The Old Country Buffet chain, despite all of that, has actually managed to survive into the present day, with just 17 locations nationwide—along with 15 Ryan’s locations and 30 HomeTown Buffet locations (24 of which are in California). One of the franchise owners purchased the chains from Ovation right around the time of the bankruptcy, but that has not prevented further bloodletting.
These restaurants once had hundreds of locations across the country; now, many states are lucky to have even one.
Golden Corral is basically the only U.S. buffet chain that you could arguably say is doing well right now. (Thomas Hawk/Flickr)
One buffet chain continues to survive into the present day in a position of relative strength: Golden Corral, which recently announced plans to reopen some locations, albeit without the buffet service, which is not allowed under most local regulations at this time and is discouraged under FDA best practices. Instead, the company will use either a cafeteria-style approach, in which employees will serve dishes to customers, or traditional table service. Both will likely require more staff to manage.
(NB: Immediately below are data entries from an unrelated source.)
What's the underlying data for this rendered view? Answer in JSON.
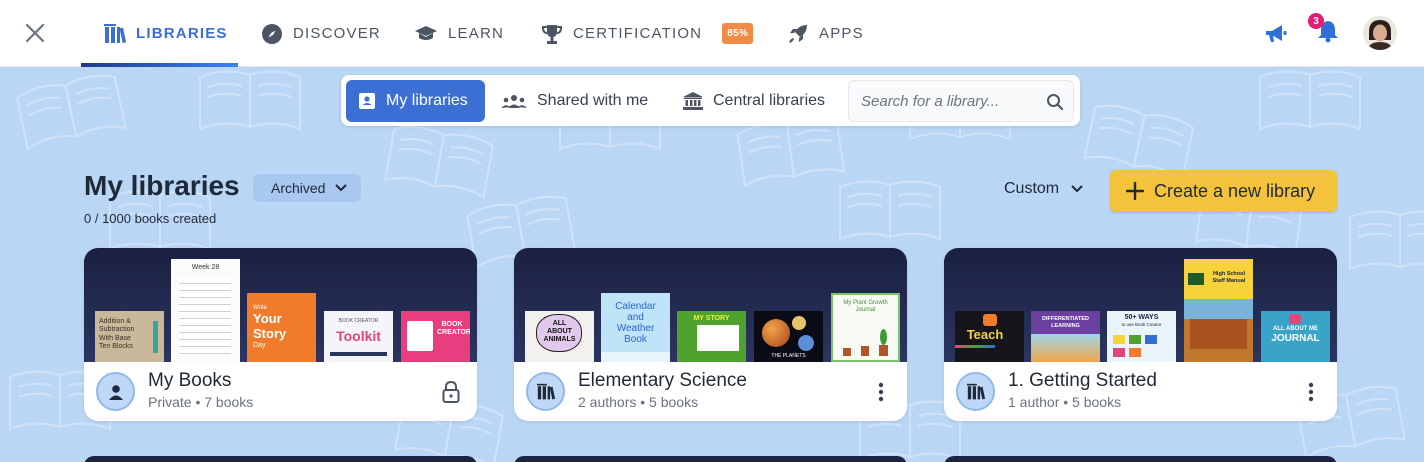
{
  "nav": {
    "close_icon": "close-icon",
    "items": [
      {
        "label": "LIBRARIES",
        "icon": "libraries-icon",
        "active": true
      },
      {
        "label": "DISCOVER",
        "icon": "compass-icon"
      },
      {
        "label": "LEARN",
        "icon": "graduation-cap-icon"
      },
      {
        "label": "CERTIFICATION",
        "icon": "trophy-icon",
        "badge": "85%"
      },
      {
        "label": "APPS",
        "icon": "rocket-icon"
      }
    ],
    "notifications_count": "3",
    "colors": {
      "accent": "#3b6fd4",
      "badge": "#f28b45",
      "notify": "#e11d74"
    }
  },
  "filters": {
    "tabs": [
      {
        "label": "My libraries",
        "icon": "person-badge-icon",
        "active": true
      },
      {
        "label": "Shared with me",
        "icon": "people-icon"
      },
      {
        "label": "Central libraries",
        "icon": "institution-icon"
      }
    ],
    "search_placeholder": "Search for a library..."
  },
  "header": {
    "title": "My libraries",
    "archived_label": "Archived",
    "books_created": "0 / 1000 books created",
    "sort_label": "Custom",
    "create_label": "Create a new library"
  },
  "cards": [
    {
      "name": "My Books",
      "meta": "Private • 7 books",
      "icon": "user-icon",
      "action_icon": "lock-icon",
      "covers": {
        "addition": [
          "Addition &",
          "Subtraction",
          "With Base",
          "Ten Blocks"
        ],
        "week": "Week 28",
        "story": [
          "Write",
          "Your",
          "Story",
          "Day"
        ],
        "toolkit": [
          "BOOK CREATOR",
          "Toolkit"
        ],
        "book": [
          "BOOK",
          "CREATOR"
        ]
      }
    },
    {
      "name": "Elementary Science",
      "meta": "2 authors • 5 books",
      "icon": "libraries-icon",
      "action_icon": "more-vertical-icon",
      "covers": {
        "animals": [
          "ALL",
          "ABOUT",
          "ANIMALS"
        ],
        "calendar": [
          "Calendar",
          "and",
          "Weather",
          "Book"
        ],
        "story": "MY STORY",
        "planets": "THE PLANETS",
        "plant": [
          "My Plant Growth",
          "Journal"
        ]
      }
    },
    {
      "name": "1. Getting Started",
      "meta": "1 author • 5 books",
      "icon": "libraries-icon",
      "action_icon": "more-vertical-icon",
      "covers": {
        "teach": "Teach",
        "diff": [
          "DIFFERENTIATED",
          "LEARNING"
        ],
        "ways": [
          "50+ WAYS",
          "to use Book Creator"
        ],
        "manual": [
          "High School",
          "Staff Manual"
        ],
        "journal": [
          "ALL ABOUT ME",
          "JOURNAL"
        ]
      }
    }
  ]
}
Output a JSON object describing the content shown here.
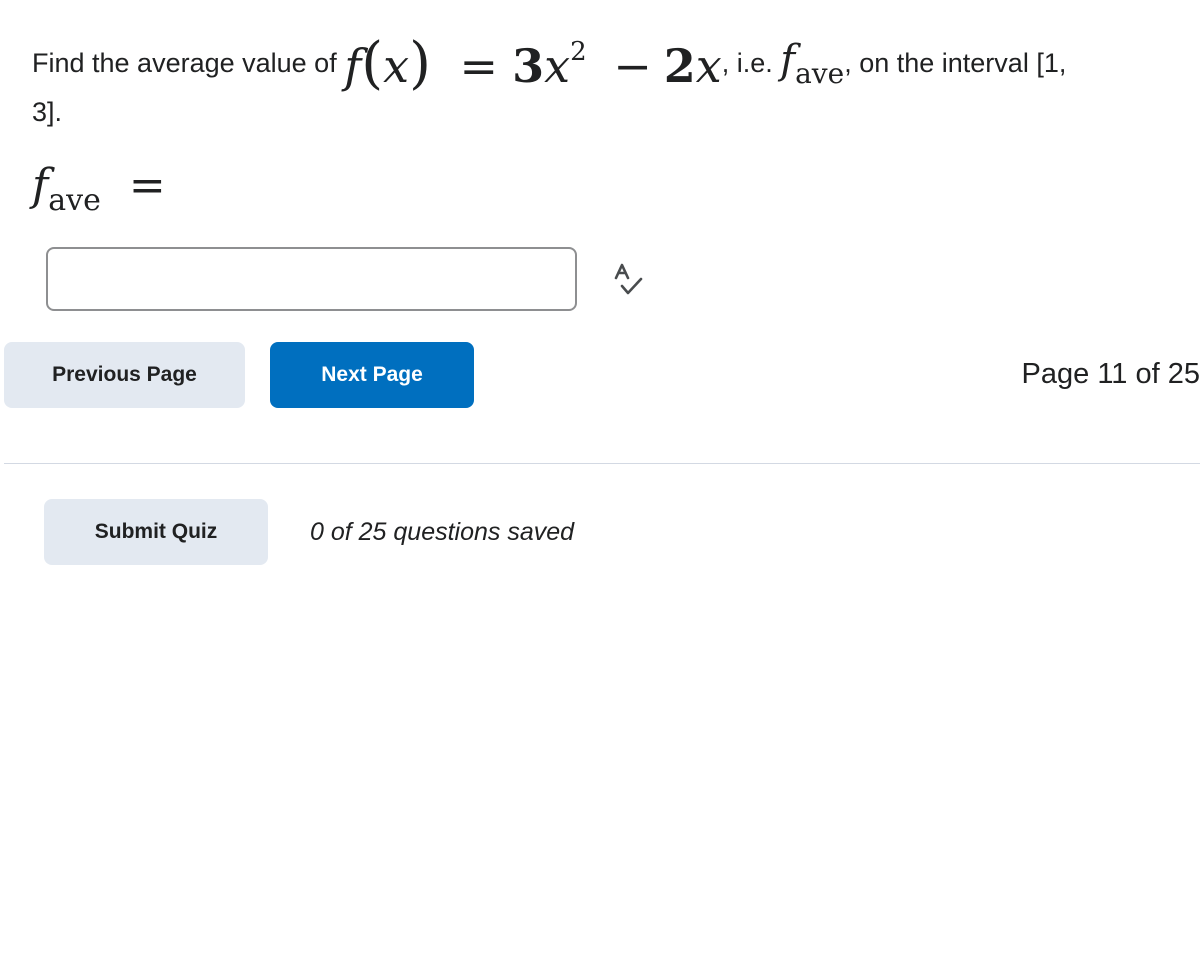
{
  "question": {
    "prefix": "Find the average value of",
    "func_name": "f",
    "func_arg": "x",
    "equals": "=",
    "coef1": "3",
    "var1": "x",
    "exp1": "2",
    "minus": "−",
    "coef2": "2",
    "var2": "x",
    "ie_text": ", i.e.",
    "fave_f": "f",
    "fave_sub": "ave",
    "interval_text": ", on the interval [1,",
    "interval_end": "3]."
  },
  "answer": {
    "label_f": "f",
    "label_sub": "ave",
    "label_equals": "=",
    "value": "",
    "placeholder": ""
  },
  "icons": {
    "spellcheck": "spellcheck-icon"
  },
  "navigation": {
    "previous_label": "Previous Page",
    "next_label": "Next Page",
    "page_indicator": "Page 11 of 25",
    "current_page": 11,
    "total_pages": 25
  },
  "footer": {
    "submit_label": "Submit Quiz",
    "saved_status": "0 of 25 questions saved"
  },
  "colors": {
    "primary": "#006fbf",
    "secondary": "#e3e9f1",
    "text": "#202122"
  }
}
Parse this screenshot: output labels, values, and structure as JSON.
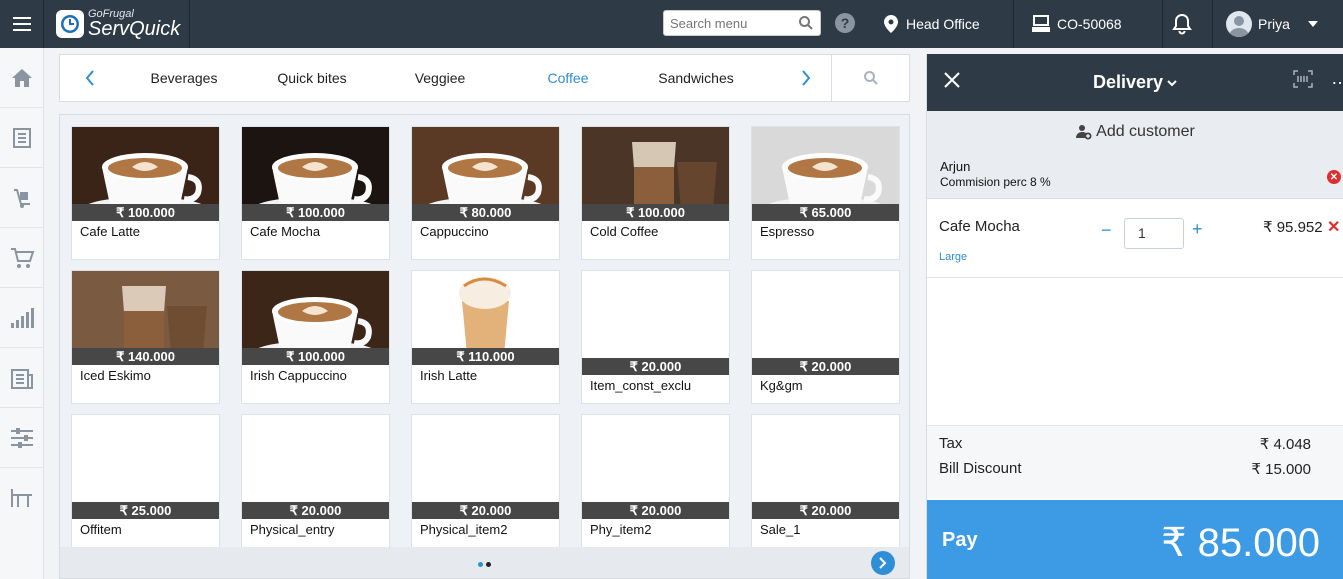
{
  "header": {
    "brand_small": "GoFrugal",
    "brand_name": "ServQuick",
    "search_placeholder": "Search menu",
    "location": "Head Office",
    "counter": "CO-50068",
    "user": "Priya"
  },
  "categories": {
    "items": [
      "Beverages",
      "Quick bites",
      "Veggiee",
      "Coffee",
      "Sandwiches"
    ],
    "active": "Coffee"
  },
  "products": [
    {
      "name": "Cafe Latte",
      "price": "₹ 100.000",
      "image": "latte"
    },
    {
      "name": "Cafe Mocha",
      "price": "₹ 100.000",
      "image": "mocha"
    },
    {
      "name": "Cappuccino",
      "price": "₹ 80.000",
      "image": "cappuccino"
    },
    {
      "name": "Cold Coffee",
      "price": "₹ 100.000",
      "image": "cold"
    },
    {
      "name": "Espresso",
      "price": "₹ 65.000",
      "image": "espresso"
    },
    {
      "name": "Iced Eskimo",
      "price": "₹ 140.000",
      "image": "iced"
    },
    {
      "name": "Irish Cappuccino",
      "price": "₹ 100.000",
      "image": "irishcap"
    },
    {
      "name": "Irish Latte",
      "price": "₹ 110.000",
      "image": "irishlatte"
    },
    {
      "name": "Item_const_exclu",
      "price": "₹ 20.000",
      "image": ""
    },
    {
      "name": "Kg&gm",
      "price": "₹ 20.000",
      "image": ""
    },
    {
      "name": "Offitem",
      "price": "₹ 25.000",
      "image": ""
    },
    {
      "name": "Physical_entry",
      "price": "₹ 20.000",
      "image": ""
    },
    {
      "name": "Physical_item2",
      "price": "₹ 20.000",
      "image": ""
    },
    {
      "name": "Phy_item2",
      "price": "₹ 20.000",
      "image": ""
    },
    {
      "name": "Sale_1",
      "price": "₹ 20.000",
      "image": ""
    }
  ],
  "order": {
    "mode": "Delivery",
    "add_customer": "Add customer",
    "agent_name": "Arjun",
    "agent_commission": "Commision perc 8 %",
    "line": {
      "name": "Cafe Mocha",
      "variant": "Large",
      "qty": "1",
      "amount": "₹ 95.952"
    },
    "tax_label": "Tax",
    "tax_value": "₹ 4.048",
    "discount_label": "Bill Discount",
    "discount_value": "₹ 15.000",
    "pay_label": "Pay",
    "pay_amount": "₹ 85.000"
  },
  "colors": {
    "topbar": "#2f3a47",
    "accent": "#2f8fd6",
    "pay": "#3d9be6",
    "danger": "#e02d2d"
  }
}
“We have developed new service models to comply with variations in local and state guidelines that provide our guests an enjoyable Golden Corral experience,” the chain told Restaurant Business.
But Golden Corral doesn’t have a clean record on the food safety front—most notably in 2013, employees of the restaurant chain exposed issues with kitchen cleanliness and a tendency to store meat in not-so-safe places. (The chain noted the food was never served and that the manager was terminated.)
The chain seems to be doing what it can to take things seriously, however; it shut its doors in the middle of March and switched to a carryout and delivery model, and noted in a March press release it had begun implementing additional safety regulations in January, far before the current crisis had reached scale.
But it’s likely that these precautions will not make it easy to run a buffet-style business in the coming months or years. And many already see the writing on the wall. Already, Las Vegas resort owners have made it clear that the buffets will not be offered when their locations reopen. Which would be a huge loss for that city from a cultural standpoint.
And Fat Brands, the company that owns Ponderosa Steakhouse (along with the non-buffet-based Fatburger chain) has been moving towards an embrace of storefront-free “ghost kitchens,” which are seen as a way to make delivery less expensive for customers.
It may be years before we see this model come back in a big way. If at all.
The all-you-can-eat buffet restaurant was built for a different world than the one we’ve lived in since March or so. And on the grand scale, it’s not world-changing, admittedly.
But it is somewhat sad to see it go. Sure, the food wasn’t exactly top-shelf, but it was the perfect type of place to bring in large groups of people, who otherwise wouldn’t be able to get together in this way.
And in many ways, its apparent demise, temporary or not, represents the loss of something communal. It’s not quite the moment of joy you might find from a night at the bar or as iconic as sitting in a movie theater with 300 other people, but it is communal nonetheless.
As we try to find new ways to be communal, we ultimately are going to have to leave some things off to the side. And restaurants that offer unlimited helpings on tiny plates are likely to be one of them.
Shed a tear for the chocolate fountain.